---
name: docx-to-html
description: "Use this skill whenever the user has a DOCX file (.docx) and wants to convert, read, view, extract content from, or process it in any way — including summarization, displaying in a browser, extracting tables or lists, or feeding into AI pipelines. Always use this skill for any task involving .docx files, even if the request seems simple. Triggers include: 'convert docx', 'open word file', 'read word document', 'extract tables from docx', or any mention of a .docx filename."
---

# DOCX to HTML Converter

This skill provides a straightforward method to convert Microsoft Word (.docx) documents into clean, semantic HTML, making them suitable for various web-based and AI-driven applications.

## Compatibility

- **Python 3** (for the conversion wrapper)
- **Node.js** with `mammoth` installed (core conversion engine)

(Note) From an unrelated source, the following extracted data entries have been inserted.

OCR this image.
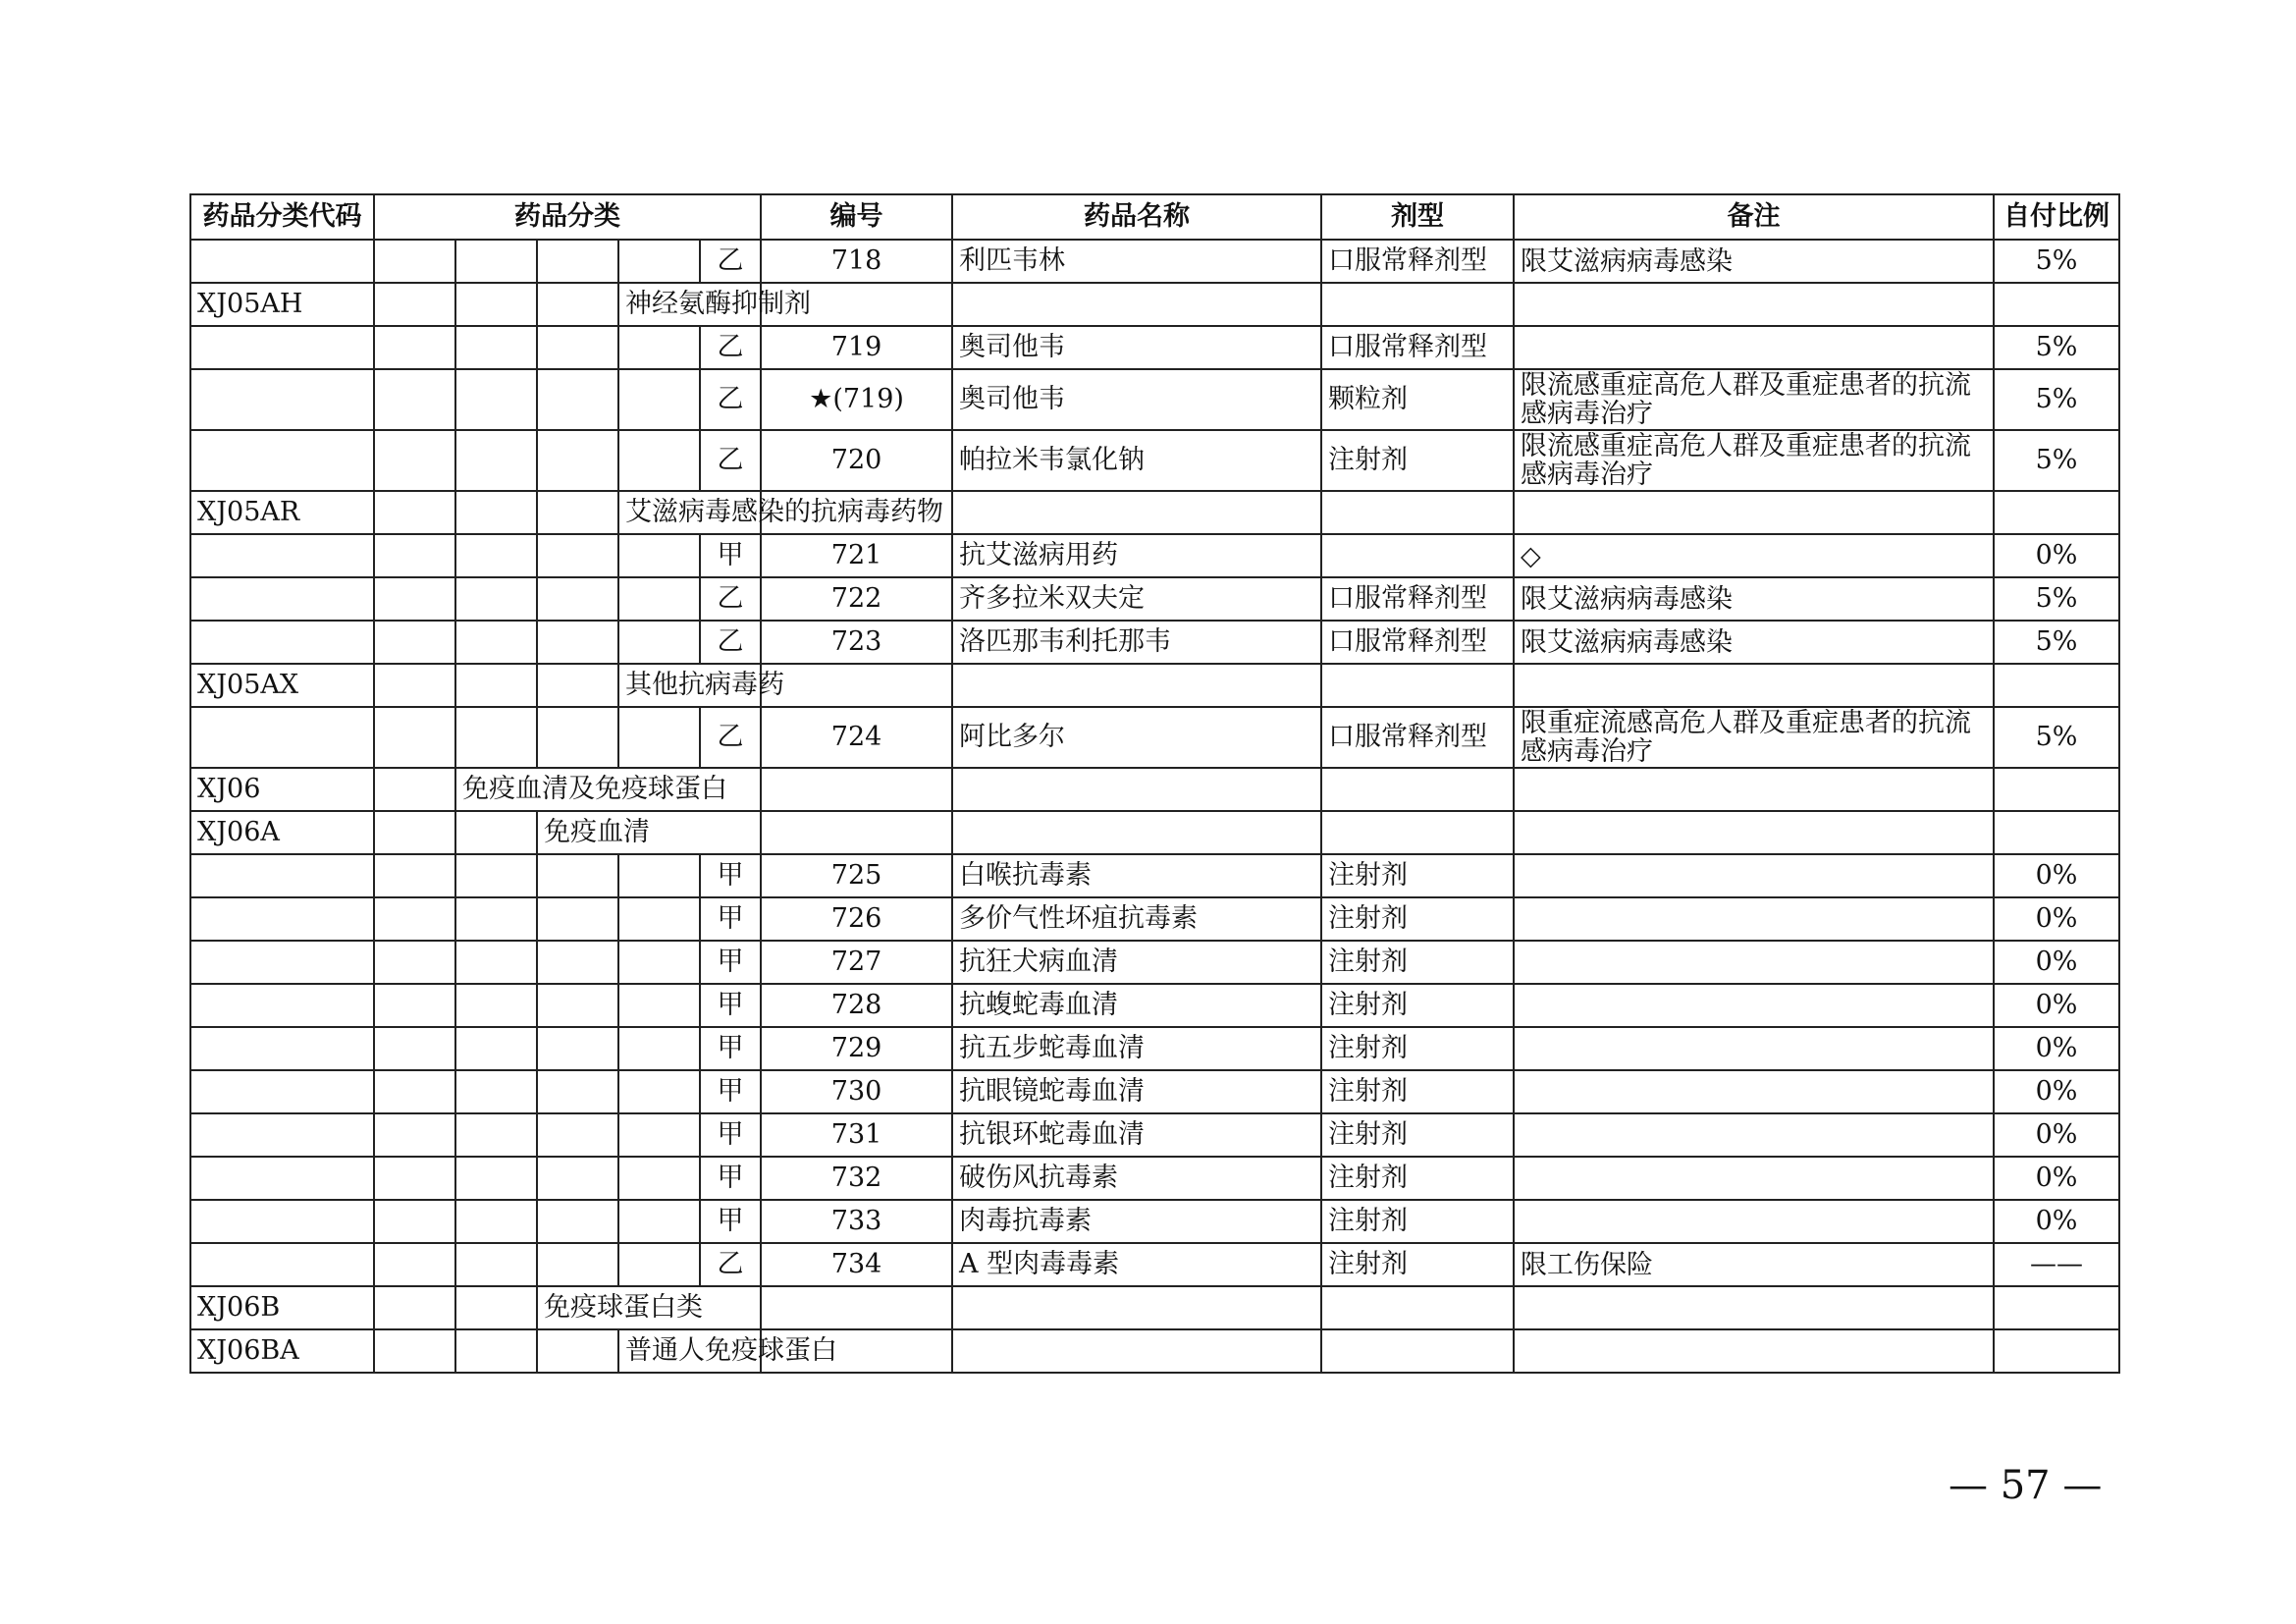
药品分类代码	药品分类					编号	药品名称	剂型	备注	自付比例
					乙	718	利匹韦林	口服常释剂型	限艾滋病病毒感染	5%
XJ05AH				神经氨酶抑制剂						
					乙	719	奥司他韦	口服常释剂型		5%
					乙	★(719)	奥司他韦	颗粒剂	限流感重症高危人群及重症患者的抗流感病毒治疗	5%
					乙	720	帕拉米韦氯化钠	注射剂	限流感重症高危人群及重症患者的抗流感病毒治疗	5%
XJ05AR				艾滋病毒感染的抗病毒药物						
					甲	721	抗艾滋病用药		◇	0%
					乙	722	齐多拉米双夫定	口服常释剂型	限艾滋病病毒感染	5%
					乙	723	洛匹那韦利托那韦	口服常释剂型	限艾滋病病毒感染	5%
XJ05AX				其他抗病毒药						
					乙	724	阿比多尔	口服常释剂型	限重症流感高危人群及重症患者的抗流感病毒治疗	5%
XJ06		免疫血清及免疫球蛋白								
XJ06A			免疫血清							
					甲	725	白喉抗毒素	注射剂		0%
					甲	726	多价气性坏疽抗毒素	注射剂		0%
					甲	727	抗狂犬病血清	注射剂		0%
					甲	728	抗蝮蛇毒血清	注射剂		0%
					甲	729	抗五步蛇毒血清	注射剂		0%
					甲	730	抗眼镜蛇毒血清	注射剂		0%
					甲	731	抗银环蛇毒血清	注射剂		0%
					甲	732	破伤风抗毒素	注射剂		0%
					甲	733	肉毒抗毒素	注射剂		0%
					乙	734	A 型肉毒毒素	注射剂	限工伤保险	——
XJ06B			免疫球蛋白类							
XJ06BA				普通人免疫球蛋白						
— 57 —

To install Node.js dependencies, run once from the `scripts/` directory:
```bash
npm install
```

## Use Cases

- **Browser-Based Viewing**: Convert DOCX documents for display in web browsers without requiring Microsoft Word.
- **AI-Ready Content**: Prepare DOCX content for LLMs for tasks like summarization, Q&A, and semantic search.
- **Web Integration**: Integrate Word document content into web applications, CMS, or online editors.
- **Data Extraction**: Extract structured data (tables, lists, headings) from DOCX files for automated reporting and analysis.
- **Search and Indexing**: Enable full-text and vector search by converting DOCX content into easily indexable HTML.

## Workflow

1. **Locate DOCX File**: Identify the path to the `.docx` file to convert.

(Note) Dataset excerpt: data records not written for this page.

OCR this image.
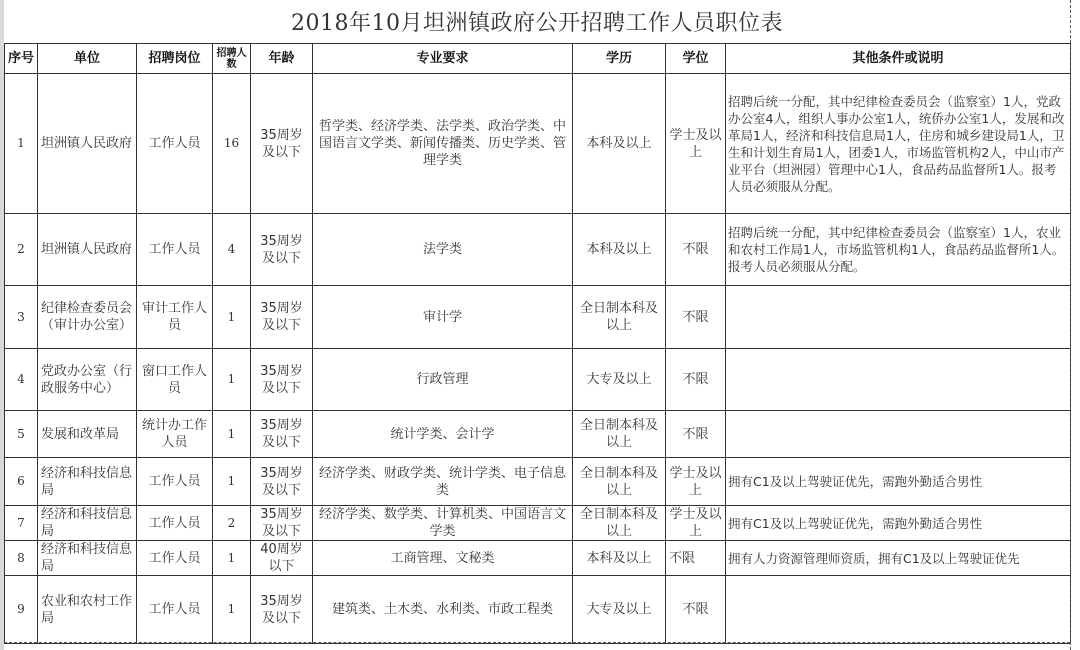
2018年10月坦洲镇政府公开招聘工作人员职位表
序号	单位	招聘岗位	招聘人数	年龄	专业要求	学历	学位	其他条件或说明
1	坦洲镇人民政府	工作人员	16	35周岁及以下	哲学类、经济学类、法学类、政治学类、中国语言文学类、新闻传播类、历史学类、管理学类	本科及以上	学士及以上	招聘后统一分配，其中纪律检查委员会（监察室）1人，党政办公室4人，组织人事办公室1人，统侨办公室1人，发展和改革局1人，经济和科技信息局1人，住房和城乡建设局1人，卫生和计划生育局1人，团委1人，市场监管机构2人，中山市产业平台（坦洲园）管理中心1人，食品药品监督所1人。报考人员必须服从分配。
2	坦洲镇人民政府	工作人员	4	35周岁及以下	法学类	本科及以上	不限	招聘后统一分配，其中纪律检查委员会（监察室）1人，农业和农村工作局1人，市场监管机构1人，食品药品监督所1人。报考人员必须服从分配。
3	纪律检查委员会（审计办公室）	审计工作人员	1	35周岁及以下	审计学	全日制本科及以上	不限	
4	党政办公室（行政服务中心）	窗口工作人员	1	35周岁及以下	行政管理	大专及以上	不限	
5	发展和改革局	统计办工作人员	1	35周岁及以下	统计学类、会计学	全日制本科及以上	不限	
6	经济和科技信息局	工作人员	1	35周岁及以下	经济学类、财政学类、统计学类、电子信息类	全日制本科及以上	学士及以上	拥有C1及以上驾驶证优先，需跑外勤适合男性
7	经济和科技信息局	工作人员	2	35周岁及以下	经济学类、数学类、计算机类、中国语言文学类	全日制本科及以上	学士及以上	拥有C1及以上驾驶证优先，需跑外勤适合男性
8	经济和科技信息局	工作人员	1	40周岁以下	工商管理、文秘类	本科及以上	不限	拥有人力资源管理师资质，拥有C1及以上驾驶证优先
9	农业和农村工作局	工作人员	1	35周岁及以下	建筑类、土木类、水利类、市政工程类	大专及以上	不限	
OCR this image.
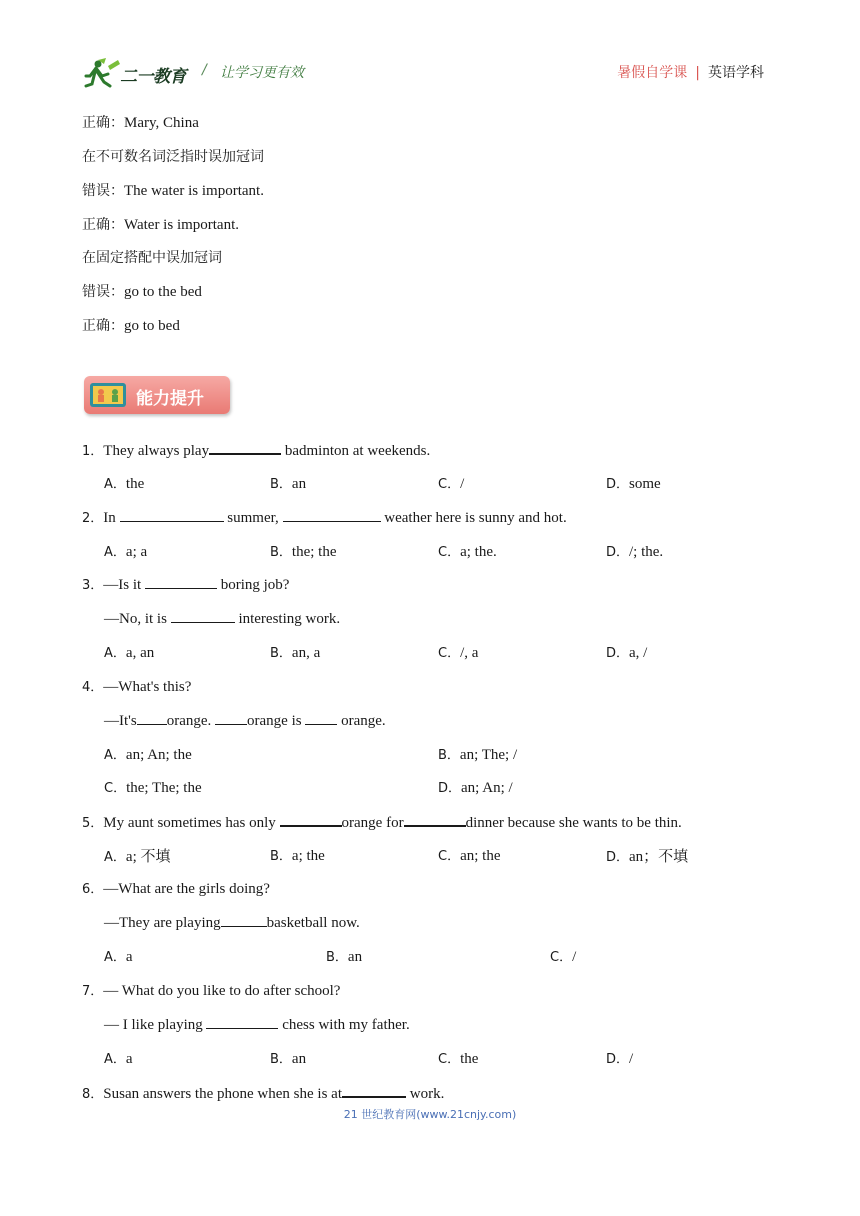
二一教育 / 让学习更有效	暑假自学课 | 英语学科
正确：Mary, China
在不可数名词泛指时误加冠词
错误：The water is important.
正确：Water is important.
在固定搭配中误加冠词
错误：go to the bed
正确：go to bed
能力提升
1．They always play	badminton at weekends.
A．the	B．an	C．/	D．some
2．In	summer,	weather here is sunny and hot.
A．a; a	B．the; the	C．a; the.	D．/; the.
3．—Is it	boring job?
—No, it is	interesting work.
A．a, an	B．an, a	C．/, a	D．a, /
4．—What's this?
—It's orange. orange is  orange.
A．an; An; the	B．an; The; /
C．the; The; the	D．an; An; /
5．My aunt sometimes has only	orange for	dinner because she wants to be thin.
A．a; 不填	B．a; the	C．an; the	D．an；不填
6．—What are the girls doing?
—They are playing	basketball now.
A．a	B．an	C．/
7．— What do you like to do after school?
— I like playing	chess with my father.
A．a	B．an	C．the	D．/
8．Susan answers the phone when she is at	work.
21 世纪教育网(www.21cnjy.com)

2. **Run Conversion Script**: Execute the Python wrapper from the skill's `scripts/` directory:
   ```bash
   python3 <skill-dir>/scripts/convert.py <input_path.docx> <output_path.html>
   ```
   Replace `<skill-dir>` with the actual path where this skill is installed.

3. **Verify Output**: Open the generated `.html` file in a browser and check:
   - Headings (`<h1>`, `<h2>`, etc.) appear at the correct hierarchy levels
   - Tables render with the expected rows and columns
   - Lists appear as bullet or numbered items (not plain text)
   - Bold, italic, and inline formatting are preserved
   - Images are visible (embedded as base64 by default)

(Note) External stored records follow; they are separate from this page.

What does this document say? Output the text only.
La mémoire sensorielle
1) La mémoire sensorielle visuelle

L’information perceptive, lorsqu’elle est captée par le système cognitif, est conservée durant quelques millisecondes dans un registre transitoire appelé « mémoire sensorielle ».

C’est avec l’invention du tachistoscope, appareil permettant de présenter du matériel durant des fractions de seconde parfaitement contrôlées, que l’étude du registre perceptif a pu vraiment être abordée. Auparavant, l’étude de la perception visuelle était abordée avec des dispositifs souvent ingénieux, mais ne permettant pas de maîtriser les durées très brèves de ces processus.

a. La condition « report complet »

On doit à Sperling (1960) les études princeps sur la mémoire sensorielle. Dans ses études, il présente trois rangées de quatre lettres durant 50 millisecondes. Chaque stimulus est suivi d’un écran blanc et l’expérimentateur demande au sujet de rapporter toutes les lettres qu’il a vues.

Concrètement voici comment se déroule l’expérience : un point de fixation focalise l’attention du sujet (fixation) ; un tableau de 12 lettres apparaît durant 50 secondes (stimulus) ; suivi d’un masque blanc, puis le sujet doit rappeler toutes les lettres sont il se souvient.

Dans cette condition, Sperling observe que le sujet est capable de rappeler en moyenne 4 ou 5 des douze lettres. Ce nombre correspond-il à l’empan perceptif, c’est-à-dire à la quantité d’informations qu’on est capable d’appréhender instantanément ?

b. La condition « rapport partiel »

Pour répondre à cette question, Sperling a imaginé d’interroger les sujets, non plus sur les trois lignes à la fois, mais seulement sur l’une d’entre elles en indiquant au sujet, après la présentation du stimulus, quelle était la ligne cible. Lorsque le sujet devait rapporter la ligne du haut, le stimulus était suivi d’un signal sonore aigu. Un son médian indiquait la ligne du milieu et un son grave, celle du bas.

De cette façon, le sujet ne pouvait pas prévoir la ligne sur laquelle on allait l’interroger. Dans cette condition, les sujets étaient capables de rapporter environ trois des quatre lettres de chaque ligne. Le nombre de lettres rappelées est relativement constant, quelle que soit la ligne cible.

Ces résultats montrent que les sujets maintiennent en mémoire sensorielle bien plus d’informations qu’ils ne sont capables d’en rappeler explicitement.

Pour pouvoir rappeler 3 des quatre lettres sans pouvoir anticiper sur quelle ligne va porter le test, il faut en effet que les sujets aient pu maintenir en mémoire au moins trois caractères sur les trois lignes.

4. **Process HTML**: Use the resulting HTML for further tasks like summarization, indexing, or display.

## Bundled Resources

- `scripts/docx-converter.js`: Core Node.js conversion logic using `mammoth.js`.
- `scripts/convert.py`: Python wrapper for invoking the Node.js converter.
- `scripts/package.json`: Node.js dependency manifest (includes `mammoth`).

## Technical Details

The conversion leverages `mammoth.js`, which prioritizes semantic meaning over visual replication:

- **Semantic Conversion**: Document structure maps to proper HTML — headings become `<h1>`/`<h2>`, lists become `<ul>`/`<ol>`, etc.
- **Basic Styling**: Bold, italics, and common paragraph styles are preserved.
- **Image Embedding**: Images are extracted and embedded as base64 data URIs in the HTML output.

## Troubleshooting

| Problem | Likely Cause | Fix |
|---|---|---|
| `node: command not found` | Node.js not installed | Install Node.js (v16+) |
| `Cannot find module 'mammoth'` | npm deps missing | Run `npm install` in `scripts/` |
| Empty or garbled output | Corrupted or password-protected DOCX | Try re-saving the file from Microsoft Word |
| Missing images | Large embedded images | Check `mammoth.js` image size limits in `docx-converter.js` |

## Limitations

- Advanced or highly specific styling from the original DOCX may not be perfectly replicated in the HTML output.
- Features like tracked changes, comments, or complex layout elements may be simplified or omitted.